Hemolytic Anemia: This condition involves the rapid destruction of red blood cells, which can lead to a sudden drop in hemoglobin levels. It can be caused by various factors, including autoimmune disorders, infections, or medications. The acute nature and significant hemoglobin drop are consistent with hemolytic anemia.

Sickle Cell Crisis: In patients with sickle cell disease, a crisis can occur due to various triggers, leading to rapid hemolysis and a significant drop in hemoglobin levels. The acute onset and severity of anemia make it a plausible diagnosis.
Severe Infection or Sepsis: Certain infections, especially those causing sepsis, can lead to a rapid decline in hemoglobin levels due to the body's inflammatory response and potential hemolysis. The acute nature of the condition and the potential for severe anemia align with this diagnosis.
Major Bleeding: Although not typically categorized under anemia of chronic disease, significant blood loss from any source (e.g., gastrointestinal, trauma) can lead to a rapid decrease in hemoglobin levels. The context of the question suggests looking for anemias similar to anemia of chronic disease, but major bleeding is a critical consideration in the differential diagnosis of acute anemia.

Acute Hemorrhage: Similar to major bleeding, an acute hemorrhage can cause a rapid drop in hemoglobin. It's crucial to identify and manage promptly to prevent severe outcomes.
Disseminated Intravascular Coagulation (DIC): This condition involves both clotting and bleeding and can lead to significant hemolysis and a drop in hemoglobin. It's a life-threatening condition that requires immediate attention.
Thrombotic Thrombocytopenic Purpura (TTP): A rare disorder characterized by clotting in small blood vessels throughout the body, leading to hemolytic anemia. It's critical to diagnose and treat TTP promptly due to its high mortality rate if left untreated.

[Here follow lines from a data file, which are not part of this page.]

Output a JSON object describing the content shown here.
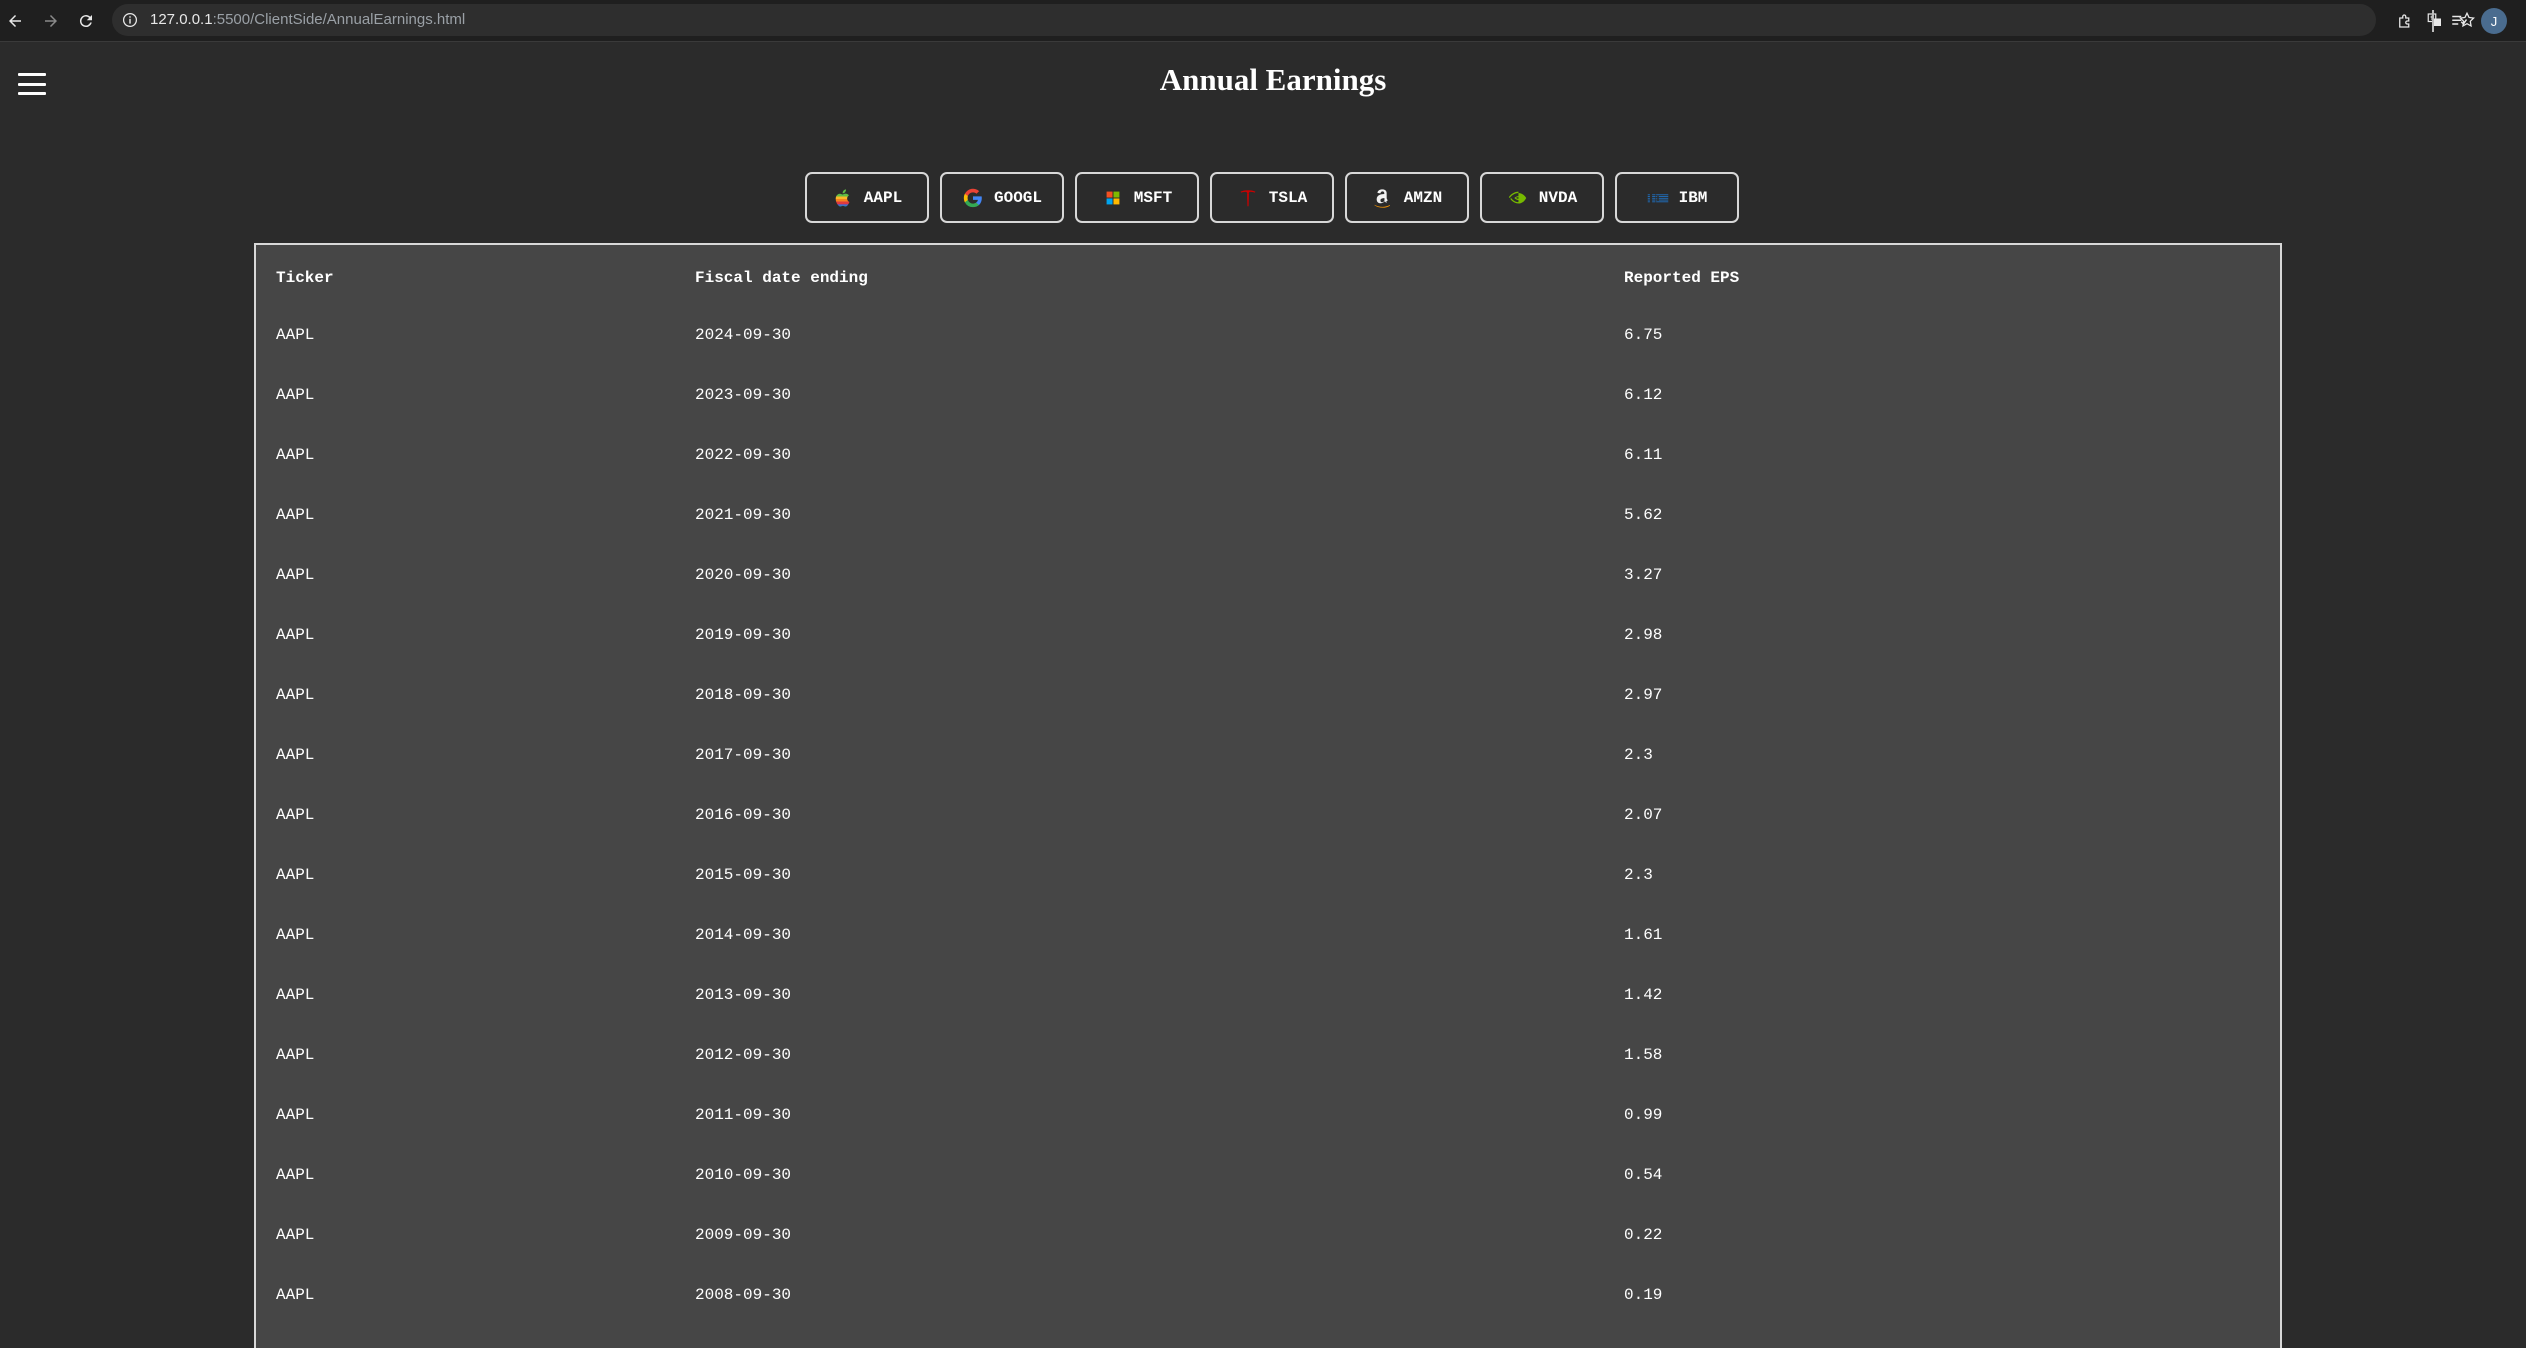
{
  "browser": {
    "url_host": "127.0.0.1",
    "url_rest": ":5500/ClientSide/AnnualEarnings.html",
    "profile_initial": "J"
  },
  "page": {
    "title": "Annual Earnings"
  },
  "tickers": [
    {
      "label": "AAPL",
      "icon": "apple-logo-icon"
    },
    {
      "label": "GOOGL",
      "icon": "google-logo-icon"
    },
    {
      "label": "MSFT",
      "icon": "microsoft-logo-icon"
    },
    {
      "label": "TSLA",
      "icon": "tesla-logo-icon"
    },
    {
      "label": "AMZN",
      "icon": "amazon-logo-icon"
    },
    {
      "label": "NVDA",
      "icon": "nvidia-logo-icon"
    },
    {
      "label": "IBM",
      "icon": "ibm-logo-icon"
    }
  ],
  "table": {
    "headers": [
      "Ticker",
      "Fiscal date ending",
      "Reported EPS"
    ],
    "rows": [
      [
        "AAPL",
        "2024-09-30",
        "6.75"
      ],
      [
        "AAPL",
        "2023-09-30",
        "6.12"
      ],
      [
        "AAPL",
        "2022-09-30",
        "6.11"
      ],
      [
        "AAPL",
        "2021-09-30",
        "5.62"
      ],
      [
        "AAPL",
        "2020-09-30",
        "3.27"
      ],
      [
        "AAPL",
        "2019-09-30",
        "2.98"
      ],
      [
        "AAPL",
        "2018-09-30",
        "2.97"
      ],
      [
        "AAPL",
        "2017-09-30",
        "2.3"
      ],
      [
        "AAPL",
        "2016-09-30",
        "2.07"
      ],
      [
        "AAPL",
        "2015-09-30",
        "2.3"
      ],
      [
        "AAPL",
        "2014-09-30",
        "1.61"
      ],
      [
        "AAPL",
        "2013-09-30",
        "1.42"
      ],
      [
        "AAPL",
        "2012-09-30",
        "1.58"
      ],
      [
        "AAPL",
        "2011-09-30",
        "0.99"
      ],
      [
        "AAPL",
        "2010-09-30",
        "0.54"
      ],
      [
        "AAPL",
        "2009-09-30",
        "0.22"
      ],
      [
        "AAPL",
        "2008-09-30",
        "0.19"
      ]
    ]
  },
  "colors": {
    "page_background": "#2b2b2b",
    "table_background": "#464646",
    "border": "#d8d8d8",
    "text": "#ffffff"
  }
}
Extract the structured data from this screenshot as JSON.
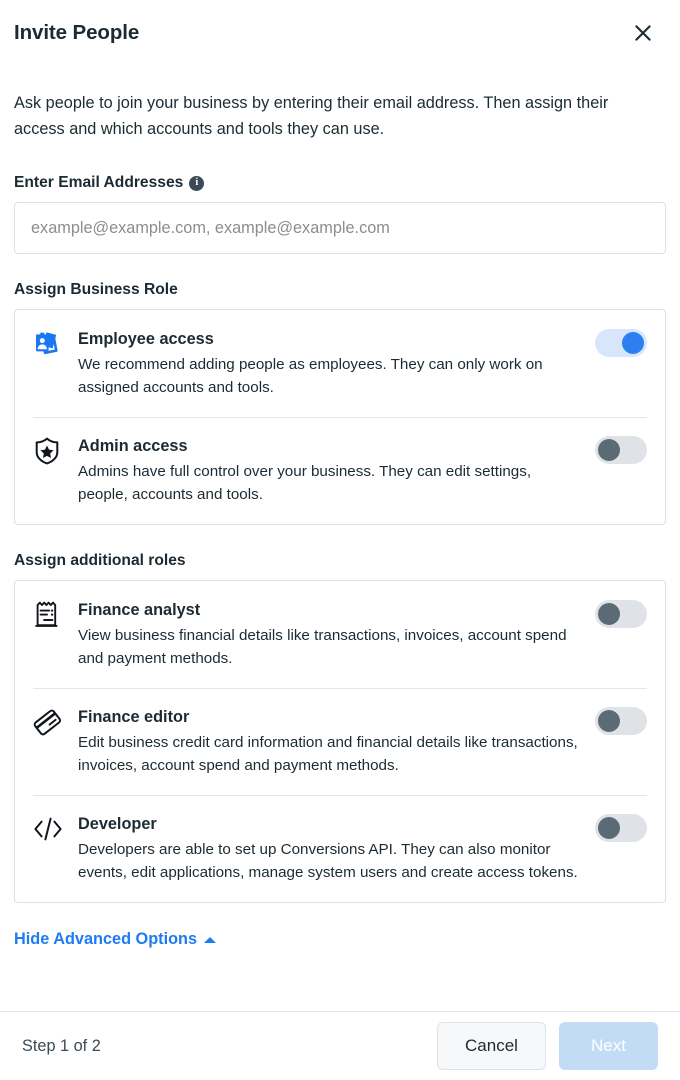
{
  "header": {
    "title": "Invite People",
    "close_icon": "close-icon"
  },
  "intro": "Ask people to join your business by entering their email address. Then assign their access and which accounts and tools they can use.",
  "email_field": {
    "label": "Enter Email Addresses",
    "info_icon": "info-icon",
    "info_glyph": "i",
    "placeholder": "example@example.com, example@example.com",
    "value": ""
  },
  "business_role": {
    "section_title": "Assign Business Role",
    "roles": [
      {
        "icon": "id-badge-icon",
        "name": "Employee access",
        "description": "We recommend adding people as employees. They can only work on assigned accounts and tools.",
        "enabled": true
      },
      {
        "icon": "shield-star-icon",
        "name": "Admin access",
        "description": "Admins have full control over your business. They can edit settings, people, accounts and tools.",
        "enabled": false
      }
    ]
  },
  "additional_roles": {
    "section_title": "Assign additional roles",
    "roles": [
      {
        "icon": "receipt-icon",
        "name": "Finance analyst",
        "description": "View business financial details like transactions, invoices, account spend and payment methods.",
        "enabled": false
      },
      {
        "icon": "credit-card-icon",
        "name": "Finance editor",
        "description": "Edit business credit card information and financial details like transactions, invoices, account spend and payment methods.",
        "enabled": false
      },
      {
        "icon": "code-brackets-icon",
        "name": "Developer",
        "description": "Developers are able to set up Conversions API. They can also monitor events, edit applications, manage system users and create access tokens.",
        "enabled": false
      }
    ]
  },
  "advanced_options": {
    "label": "Hide Advanced Options",
    "caret_icon": "caret-up-icon"
  },
  "footer": {
    "step_text": "Step 1 of 2",
    "cancel_label": "Cancel",
    "next_label": "Next"
  },
  "colors": {
    "accent_blue": "#1d7bf4",
    "toggle_on_track": "#d7e6fb",
    "toggle_on_knob": "#2d7ff0",
    "toggle_off_track": "#dfe3e7",
    "toggle_off_knob": "#5a6b76",
    "text_primary": "#1c2b33",
    "next_disabled": "#c3dcf5",
    "border": "#dddfe2"
  }
}
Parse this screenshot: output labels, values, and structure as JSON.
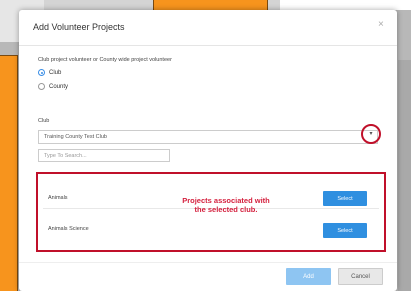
{
  "modal": {
    "title": "Add Volunteer Projects",
    "close_glyph": "×"
  },
  "volunteer_type": {
    "question": "Club project volunteer or County wide project volunteer",
    "options": [
      {
        "label": "Club",
        "selected": true
      },
      {
        "label": "County",
        "selected": false
      }
    ]
  },
  "club": {
    "label": "Club",
    "selected_value": "Training County Test Club",
    "dropdown_glyph": "▾"
  },
  "search": {
    "placeholder": "Type To Search..."
  },
  "projects": [
    {
      "name": "Animals",
      "button_label": "Select"
    },
    {
      "name": "Animals Science",
      "button_label": "Select"
    }
  ],
  "annotation": {
    "line1": "Projects associated with",
    "line2": "the selected club.",
    "color": "#d41f3d"
  },
  "footer": {
    "add_label": "Add",
    "cancel_label": "Cancel"
  },
  "colors": {
    "accent": "#2f8fe0",
    "highlight": "#c0102a",
    "background_orange": "#f7941d"
  }
}
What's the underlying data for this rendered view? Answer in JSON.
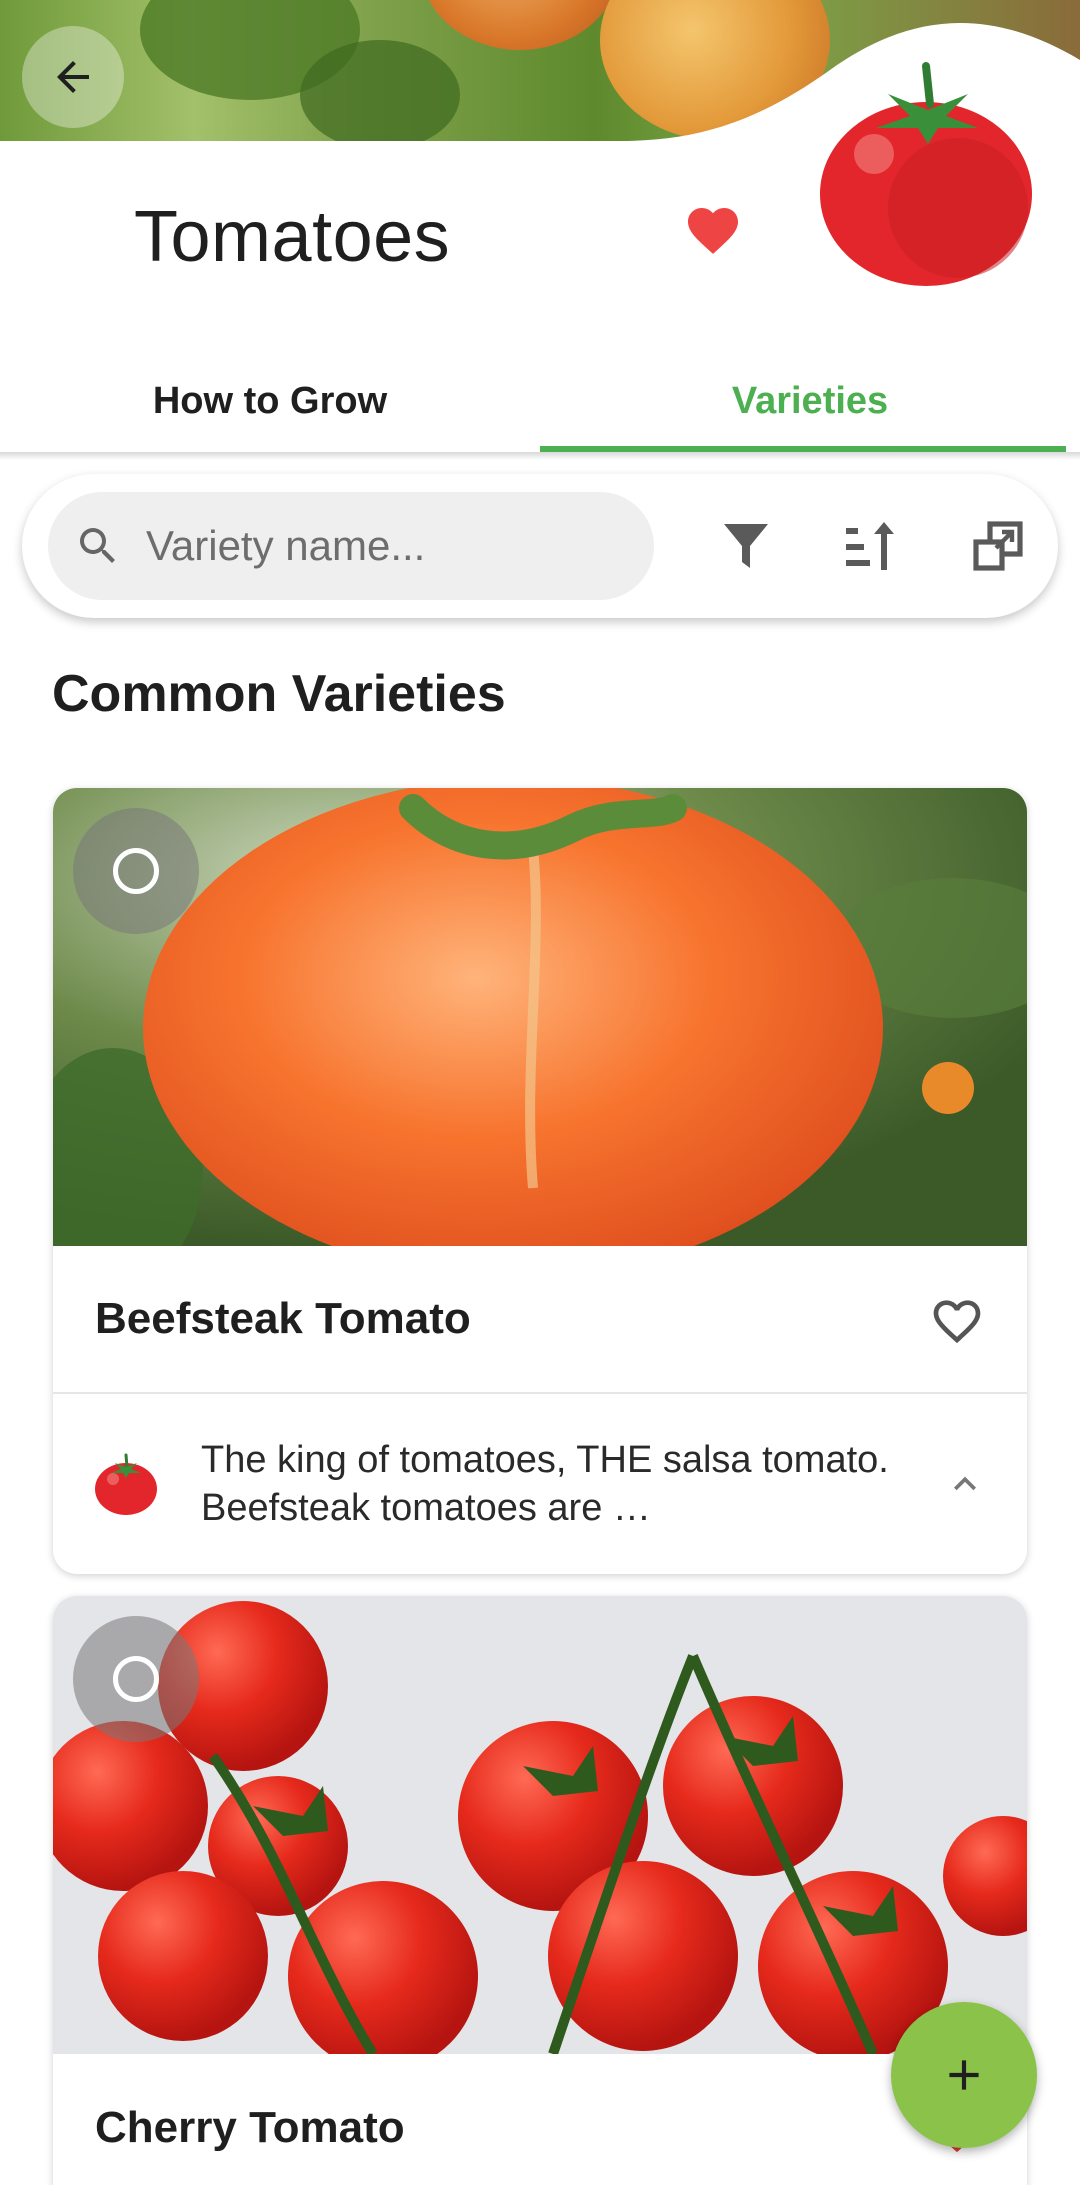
{
  "header": {
    "title": "Tomatoes",
    "back_icon": "arrow-back-icon",
    "favorite_icon": "heart-filled-icon",
    "favorite_color": "#ef4444",
    "plant_icon": "tomato-icon"
  },
  "tabs": [
    {
      "label": "How to Grow",
      "active": false
    },
    {
      "label": "Varieties",
      "active": true
    }
  ],
  "accent_color": "#4caf50",
  "search": {
    "placeholder": "Variety name...",
    "value": "",
    "search_icon": "search-icon",
    "filter_icon": "filter-icon",
    "sort_icon": "sort-icon",
    "compare_icon": "compare-icon"
  },
  "section": {
    "title": "Common Varieties"
  },
  "varieties": [
    {
      "name": "Beefsteak Tomato",
      "description": "The king of tomatoes, THE salsa tomato. Beefsteak tomatoes are …",
      "favorite_icon": "heart-outline-icon",
      "expand_icon": "chevron-up-icon",
      "selected": false
    },
    {
      "name": "Cherry Tomato",
      "favorite_icon": "heart-filled-icon",
      "selected": false
    }
  ],
  "fab": {
    "icon": "plus-icon",
    "color": "#8bc34a"
  }
}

Paroxysmal Nocturnal Hemoglobinuria (PNH): A rare, acquired, life-threatening disease of the blood characterized by the destruction of red blood cells, bone marrow failure, and the potential for blood clot formation. While rare, it could present with acute anemia.
Microangiopathic Hemolytic Anemia (MAHA): Seen in conditions like TTP and hemolytic-uremic syndrome (HUS), MAHA is characterized by the destruction of red blood cells as they pass through small blood vessels. Its inclusion in the differential is based on its potential to cause severe anemia, although it's less common than other diagnoses listed.